So I dropped my iPhone 4s again. For the third time. The first time I dropped it while getting out of a car and it cracked the screen. Three weeks after I had gotten it. I forewent getting it fixed because the apple people said it couldn’t be done and I’d just have to buy a new one and it was before the ibreak ufix people were on every street corner.
I then kept the phone safe with a casemate for a year and the case started getting dingy, so I bought a speck as everyone I know had loved them. Nine months later I dropped the phone face down on the pavement outside of work and finally took it to get it fixed as I couldn’t see through the madness anymore.
“Get an Otterbox for the phone this time,” everyone said. “It makes your iPhone indestructible,” they said. So I coughed up money to fix the phone and paid almost double to get the last-one-in-stock-ugly-green Otterbox Defender case while at the store so I wouldn’t accidentally drop it on my way back to my car.
Three months later.
I drop the phone flat on its face again on the concrete floor of my work’s garage. Whew, I’m lucky I invested in that Otterbox, right?
Fail.
The screen is incredibly cracked while the entire Otterbox is scratch and dent free. The only thing holding my screen in place is the screen protector on the box. Sigh.
“But you have the Otterbox,” my co-workers said. “They keep your phone safe and since it’s under warranty, they’ll fix it, right?”. Au contraire, my fellow naive believers. I looked up the warranty and it only covers the Otterbox damages.
“But,” they retorted, “you should contact them and tell them your situation and see if they’ll fix your phone.”
My thoughts on this:
1. Yes, I could have called and explained the situation. But I don’t think I would have gotten a different result as their warranty is clearly stated on their web site.
2. Their warranty kind of makes sense because it would be easy for people to make fraudulent claims by breaking their phone and then putting it into an Otterbox.
3. Why would we as consumers miss my Thought# 2 and assume they’d replace it? Maybe because we are all nice, stand-up citizens who would not really want to cheat the company but are looking for reasons to love the company more and boast how awesome they are?
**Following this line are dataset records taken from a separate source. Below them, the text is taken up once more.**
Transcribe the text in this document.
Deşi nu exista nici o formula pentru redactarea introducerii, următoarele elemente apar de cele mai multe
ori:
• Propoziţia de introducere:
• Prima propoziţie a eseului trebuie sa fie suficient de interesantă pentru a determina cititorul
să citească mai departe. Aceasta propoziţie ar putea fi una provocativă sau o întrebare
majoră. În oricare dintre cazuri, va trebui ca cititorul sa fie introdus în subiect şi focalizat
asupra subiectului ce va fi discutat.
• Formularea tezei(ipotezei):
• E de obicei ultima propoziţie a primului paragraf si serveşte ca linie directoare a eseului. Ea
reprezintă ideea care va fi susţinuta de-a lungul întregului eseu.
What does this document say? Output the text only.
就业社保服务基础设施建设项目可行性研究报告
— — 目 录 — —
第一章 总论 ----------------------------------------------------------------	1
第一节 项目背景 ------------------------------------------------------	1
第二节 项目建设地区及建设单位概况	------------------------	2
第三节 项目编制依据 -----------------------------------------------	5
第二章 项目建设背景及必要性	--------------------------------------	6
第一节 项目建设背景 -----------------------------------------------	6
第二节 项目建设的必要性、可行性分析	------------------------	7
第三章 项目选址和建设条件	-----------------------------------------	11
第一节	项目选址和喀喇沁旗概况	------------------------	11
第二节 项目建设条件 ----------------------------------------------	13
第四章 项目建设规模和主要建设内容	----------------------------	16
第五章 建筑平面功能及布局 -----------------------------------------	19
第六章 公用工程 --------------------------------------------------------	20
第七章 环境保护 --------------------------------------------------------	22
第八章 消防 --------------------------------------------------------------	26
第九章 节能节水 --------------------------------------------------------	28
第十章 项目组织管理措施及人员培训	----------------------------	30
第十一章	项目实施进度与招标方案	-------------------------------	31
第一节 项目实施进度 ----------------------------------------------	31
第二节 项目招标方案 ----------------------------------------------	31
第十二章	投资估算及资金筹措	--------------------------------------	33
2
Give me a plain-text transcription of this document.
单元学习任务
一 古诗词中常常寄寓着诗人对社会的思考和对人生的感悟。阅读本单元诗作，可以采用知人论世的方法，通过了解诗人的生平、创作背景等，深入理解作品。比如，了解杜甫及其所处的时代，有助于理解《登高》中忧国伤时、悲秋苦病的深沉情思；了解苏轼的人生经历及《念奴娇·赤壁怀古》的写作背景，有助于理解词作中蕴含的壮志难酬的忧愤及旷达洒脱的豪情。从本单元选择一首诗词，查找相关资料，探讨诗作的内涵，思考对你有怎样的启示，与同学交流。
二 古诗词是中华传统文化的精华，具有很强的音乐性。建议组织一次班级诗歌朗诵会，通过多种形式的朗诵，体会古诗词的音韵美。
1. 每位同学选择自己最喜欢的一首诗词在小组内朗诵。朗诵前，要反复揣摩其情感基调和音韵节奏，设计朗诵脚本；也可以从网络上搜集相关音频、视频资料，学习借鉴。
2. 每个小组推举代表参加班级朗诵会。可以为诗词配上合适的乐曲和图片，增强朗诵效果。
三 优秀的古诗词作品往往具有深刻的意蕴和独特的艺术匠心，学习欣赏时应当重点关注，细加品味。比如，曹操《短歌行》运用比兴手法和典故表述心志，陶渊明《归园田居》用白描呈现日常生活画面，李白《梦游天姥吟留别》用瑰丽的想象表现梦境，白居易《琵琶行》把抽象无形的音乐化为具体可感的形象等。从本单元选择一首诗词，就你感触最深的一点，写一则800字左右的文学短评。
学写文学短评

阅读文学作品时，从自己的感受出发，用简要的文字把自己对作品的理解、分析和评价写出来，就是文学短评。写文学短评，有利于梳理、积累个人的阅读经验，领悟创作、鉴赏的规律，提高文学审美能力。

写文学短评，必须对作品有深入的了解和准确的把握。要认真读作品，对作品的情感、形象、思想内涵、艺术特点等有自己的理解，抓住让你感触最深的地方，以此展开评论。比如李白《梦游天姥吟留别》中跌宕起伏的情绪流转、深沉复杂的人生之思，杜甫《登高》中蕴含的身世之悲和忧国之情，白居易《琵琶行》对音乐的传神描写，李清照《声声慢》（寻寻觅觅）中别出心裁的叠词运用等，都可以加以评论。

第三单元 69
4. Do you think the PR/social media intern who responded to me should have done his/her homework on who I was before they responded because they might have responded differently had they figured I would have told as many people about this #urbanlegendwarranty #fail as possible? (Not to toot my own social media horn, but five other people knowing my story may mention it to five other people each and so on. They could have figured out from my usual posts that I tend to mention all my interactions with brands, both good and bad.)
So feel free to share please. I’m moving away from the otter as I have lost faith in the product.